Le 5 décembre 2017, l'Autorité française des marchés financiers (AMF) a adressé, avec l'Autorité de contrôle prudentiel et de résolution (ACPR), une mise en garde aux épargnants.

Ces institutions indiquent que l'achat et la vente de bitcoins se fait totalement en dehors de tout marché réglementé. Les acheteurs de bitcoins s'exposent à des risques très élevés en cas de correction à la baisse et ils ne peuvent en aucun cas en appeler à la protection du capital investi. Ces autorités incitent les acheteurs à faire preuve d'une extrême prudence avant d'investir une partie de leur patrimoine en bitcoins. Elles indiquent aussi clairement que les bitcoins ne peuvent en aucun cas être assimilés à une devise ou à un moyen de paiement au sens juridique des mots.

L'AMF et l'ACPR insistent sur le fait que les bitcoins ne peuvent jamais relever de la protection et de la législation en matière de paiements et donc, des garanties qui en découlent pour les droits du consommateur.

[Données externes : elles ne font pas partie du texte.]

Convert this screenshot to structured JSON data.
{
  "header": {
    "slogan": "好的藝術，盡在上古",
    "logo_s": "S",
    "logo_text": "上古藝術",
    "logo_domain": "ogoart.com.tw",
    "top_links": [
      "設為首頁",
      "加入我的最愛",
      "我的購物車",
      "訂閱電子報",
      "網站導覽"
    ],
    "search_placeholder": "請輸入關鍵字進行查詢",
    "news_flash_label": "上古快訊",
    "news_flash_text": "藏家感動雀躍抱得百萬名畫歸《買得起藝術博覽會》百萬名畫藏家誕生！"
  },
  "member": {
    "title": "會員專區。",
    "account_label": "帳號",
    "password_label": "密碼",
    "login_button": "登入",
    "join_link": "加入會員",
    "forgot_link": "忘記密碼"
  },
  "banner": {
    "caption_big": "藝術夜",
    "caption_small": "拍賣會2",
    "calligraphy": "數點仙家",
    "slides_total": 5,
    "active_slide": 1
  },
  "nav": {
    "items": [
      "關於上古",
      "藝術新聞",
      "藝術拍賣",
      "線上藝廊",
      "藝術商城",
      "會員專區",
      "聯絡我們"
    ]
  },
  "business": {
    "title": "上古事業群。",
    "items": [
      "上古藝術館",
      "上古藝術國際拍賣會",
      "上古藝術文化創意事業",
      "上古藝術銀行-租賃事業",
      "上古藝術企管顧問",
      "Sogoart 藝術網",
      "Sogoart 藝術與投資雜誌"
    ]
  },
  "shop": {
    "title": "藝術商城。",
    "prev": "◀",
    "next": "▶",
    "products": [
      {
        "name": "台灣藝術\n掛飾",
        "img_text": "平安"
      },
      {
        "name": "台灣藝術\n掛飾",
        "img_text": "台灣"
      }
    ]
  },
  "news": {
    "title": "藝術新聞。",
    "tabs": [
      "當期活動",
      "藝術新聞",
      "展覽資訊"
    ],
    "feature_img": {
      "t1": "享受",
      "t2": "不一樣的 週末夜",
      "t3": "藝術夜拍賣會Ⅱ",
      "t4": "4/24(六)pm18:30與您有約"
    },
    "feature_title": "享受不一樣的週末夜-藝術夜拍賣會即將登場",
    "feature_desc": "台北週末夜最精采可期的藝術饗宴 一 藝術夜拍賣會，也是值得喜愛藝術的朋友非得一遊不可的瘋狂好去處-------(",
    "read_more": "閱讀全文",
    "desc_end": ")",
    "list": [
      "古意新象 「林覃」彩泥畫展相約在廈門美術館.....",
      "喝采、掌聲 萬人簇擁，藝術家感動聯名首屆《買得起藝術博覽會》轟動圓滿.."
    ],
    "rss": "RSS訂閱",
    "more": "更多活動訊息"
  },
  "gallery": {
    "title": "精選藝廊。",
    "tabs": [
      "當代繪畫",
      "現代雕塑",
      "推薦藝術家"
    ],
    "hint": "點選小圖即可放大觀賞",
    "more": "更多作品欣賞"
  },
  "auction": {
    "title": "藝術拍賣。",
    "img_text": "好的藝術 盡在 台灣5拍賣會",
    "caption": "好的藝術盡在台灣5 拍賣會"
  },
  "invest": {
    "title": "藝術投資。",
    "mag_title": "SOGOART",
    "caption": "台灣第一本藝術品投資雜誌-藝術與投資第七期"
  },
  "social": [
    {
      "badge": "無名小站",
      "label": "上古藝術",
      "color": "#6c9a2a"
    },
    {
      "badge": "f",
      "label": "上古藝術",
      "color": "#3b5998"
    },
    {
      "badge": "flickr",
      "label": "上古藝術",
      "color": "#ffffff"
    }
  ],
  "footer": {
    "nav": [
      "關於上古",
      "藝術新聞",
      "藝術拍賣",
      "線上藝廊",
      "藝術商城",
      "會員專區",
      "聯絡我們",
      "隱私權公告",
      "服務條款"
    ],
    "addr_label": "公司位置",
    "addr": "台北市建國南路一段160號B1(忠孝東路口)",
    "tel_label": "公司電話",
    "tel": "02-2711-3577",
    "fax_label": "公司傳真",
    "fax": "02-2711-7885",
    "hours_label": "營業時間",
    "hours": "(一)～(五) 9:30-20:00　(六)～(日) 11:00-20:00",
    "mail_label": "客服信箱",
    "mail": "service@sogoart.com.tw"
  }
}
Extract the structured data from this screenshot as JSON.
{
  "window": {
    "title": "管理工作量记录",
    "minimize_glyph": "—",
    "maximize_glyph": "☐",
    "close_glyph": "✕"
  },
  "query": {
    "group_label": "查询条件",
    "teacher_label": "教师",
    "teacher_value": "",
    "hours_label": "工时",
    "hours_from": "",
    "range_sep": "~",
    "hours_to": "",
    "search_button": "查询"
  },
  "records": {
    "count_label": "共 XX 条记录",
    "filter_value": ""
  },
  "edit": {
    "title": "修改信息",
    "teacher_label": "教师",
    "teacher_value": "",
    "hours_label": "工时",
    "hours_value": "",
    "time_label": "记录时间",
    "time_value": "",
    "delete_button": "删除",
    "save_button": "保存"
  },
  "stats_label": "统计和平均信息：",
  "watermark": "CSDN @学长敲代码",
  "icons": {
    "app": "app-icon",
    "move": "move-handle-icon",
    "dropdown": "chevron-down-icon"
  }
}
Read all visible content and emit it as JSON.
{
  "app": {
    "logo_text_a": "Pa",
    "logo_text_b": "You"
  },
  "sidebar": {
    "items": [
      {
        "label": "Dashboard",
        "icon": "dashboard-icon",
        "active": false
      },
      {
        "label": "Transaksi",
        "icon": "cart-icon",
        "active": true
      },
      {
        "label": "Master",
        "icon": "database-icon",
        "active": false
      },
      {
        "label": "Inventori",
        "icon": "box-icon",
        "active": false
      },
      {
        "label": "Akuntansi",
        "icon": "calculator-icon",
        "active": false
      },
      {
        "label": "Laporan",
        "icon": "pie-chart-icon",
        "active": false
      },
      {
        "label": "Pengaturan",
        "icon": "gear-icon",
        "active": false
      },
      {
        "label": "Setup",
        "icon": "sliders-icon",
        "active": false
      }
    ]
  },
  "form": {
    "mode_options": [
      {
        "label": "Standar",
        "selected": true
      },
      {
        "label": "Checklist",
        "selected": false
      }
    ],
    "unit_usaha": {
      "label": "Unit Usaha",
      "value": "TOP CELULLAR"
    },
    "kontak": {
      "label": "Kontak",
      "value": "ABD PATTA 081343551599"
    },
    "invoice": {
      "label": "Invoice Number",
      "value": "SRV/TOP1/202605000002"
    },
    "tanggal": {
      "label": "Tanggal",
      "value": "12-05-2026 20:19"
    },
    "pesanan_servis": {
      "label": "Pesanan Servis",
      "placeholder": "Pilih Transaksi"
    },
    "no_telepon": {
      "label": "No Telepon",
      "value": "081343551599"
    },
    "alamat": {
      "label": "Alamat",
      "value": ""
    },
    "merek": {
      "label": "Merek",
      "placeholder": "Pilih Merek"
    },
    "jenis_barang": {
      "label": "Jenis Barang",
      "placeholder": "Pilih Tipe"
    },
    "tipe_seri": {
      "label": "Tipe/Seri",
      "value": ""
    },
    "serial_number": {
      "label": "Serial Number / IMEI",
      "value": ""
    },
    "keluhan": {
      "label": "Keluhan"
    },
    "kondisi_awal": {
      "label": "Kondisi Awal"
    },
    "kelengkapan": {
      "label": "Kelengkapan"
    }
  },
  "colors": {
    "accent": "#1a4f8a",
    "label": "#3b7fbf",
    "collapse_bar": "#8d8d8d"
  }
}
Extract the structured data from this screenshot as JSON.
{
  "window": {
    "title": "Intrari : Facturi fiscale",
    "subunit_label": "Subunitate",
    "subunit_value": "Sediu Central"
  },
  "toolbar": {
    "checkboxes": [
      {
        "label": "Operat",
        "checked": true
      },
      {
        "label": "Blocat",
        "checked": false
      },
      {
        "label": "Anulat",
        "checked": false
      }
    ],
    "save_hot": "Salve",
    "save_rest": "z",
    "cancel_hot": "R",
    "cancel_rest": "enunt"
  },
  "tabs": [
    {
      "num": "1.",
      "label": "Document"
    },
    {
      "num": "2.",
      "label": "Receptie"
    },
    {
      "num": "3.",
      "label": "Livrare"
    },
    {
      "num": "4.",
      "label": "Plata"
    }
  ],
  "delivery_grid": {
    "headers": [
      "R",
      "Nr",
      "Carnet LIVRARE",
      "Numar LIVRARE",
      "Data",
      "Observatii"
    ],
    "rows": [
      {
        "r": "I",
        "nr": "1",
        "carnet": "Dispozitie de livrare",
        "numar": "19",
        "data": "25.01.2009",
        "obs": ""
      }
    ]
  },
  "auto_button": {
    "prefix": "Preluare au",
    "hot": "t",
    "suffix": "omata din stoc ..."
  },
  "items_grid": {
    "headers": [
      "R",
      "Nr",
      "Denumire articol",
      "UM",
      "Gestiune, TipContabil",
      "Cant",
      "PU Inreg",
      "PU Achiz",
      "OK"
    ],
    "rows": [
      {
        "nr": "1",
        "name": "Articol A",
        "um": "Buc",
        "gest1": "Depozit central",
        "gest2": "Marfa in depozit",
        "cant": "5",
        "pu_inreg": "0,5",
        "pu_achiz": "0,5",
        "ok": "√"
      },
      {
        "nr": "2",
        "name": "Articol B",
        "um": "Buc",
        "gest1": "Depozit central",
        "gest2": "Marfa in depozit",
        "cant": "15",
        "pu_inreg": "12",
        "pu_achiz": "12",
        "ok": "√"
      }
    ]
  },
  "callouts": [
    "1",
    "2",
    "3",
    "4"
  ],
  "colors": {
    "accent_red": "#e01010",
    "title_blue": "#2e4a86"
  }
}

Quant au caractère transversal de la question : les différents gouvernements et maillons de la chaîne de sécurité se sont accordés sur les phénomènes qui doivent être traités en priorité au cours des quatre prochaines années. Ceux-ci sont définis dans la Note-cadre de Sécurité intégrale et dans le Plan national de sécurité pour la période 2016-2019 et ont fait l'objet d'un débat lors d'une Conférence interministérielle à laquelle les acteurs de la police et de la justice ont également participé. La cybercriminalité est une des priorités transversales. Les placements dans la « cryptomonnaie » en font partie. Il s'agit dès lors d'une compétence régionale transversale où les Régions interviennent surtout dans le volet préventif.

Je souhaite dès lors poser les questions suivantes :

1) Que pensez-vous de l'initiative de l'AMF française (Autorité des marchés financiers) et de l'ACPR (Autorité de contrôle prudentiel et de résolution) d'avertir les acheteurs potentiels de bitcoins du risque élevé qu'un tel achat comporte, et de les prévenir du fait que le bitcoin n'est pas reconnu comme moyen légal de paiement et que le paiement en bitcoins n'offre aucune protection en ce qui concerne les droits du consommateur qui découlent de l'utilisation d'un moyen légal de paiement ? La FSMA (Autorité des services et marchés financiers) ou une autre institution envisage-t-elle d'adresser un avertissement similaire ? Dans la négative, pourquoi et pouvez-vous expliquer ? Dans l'affirmative, sous quelle forme ?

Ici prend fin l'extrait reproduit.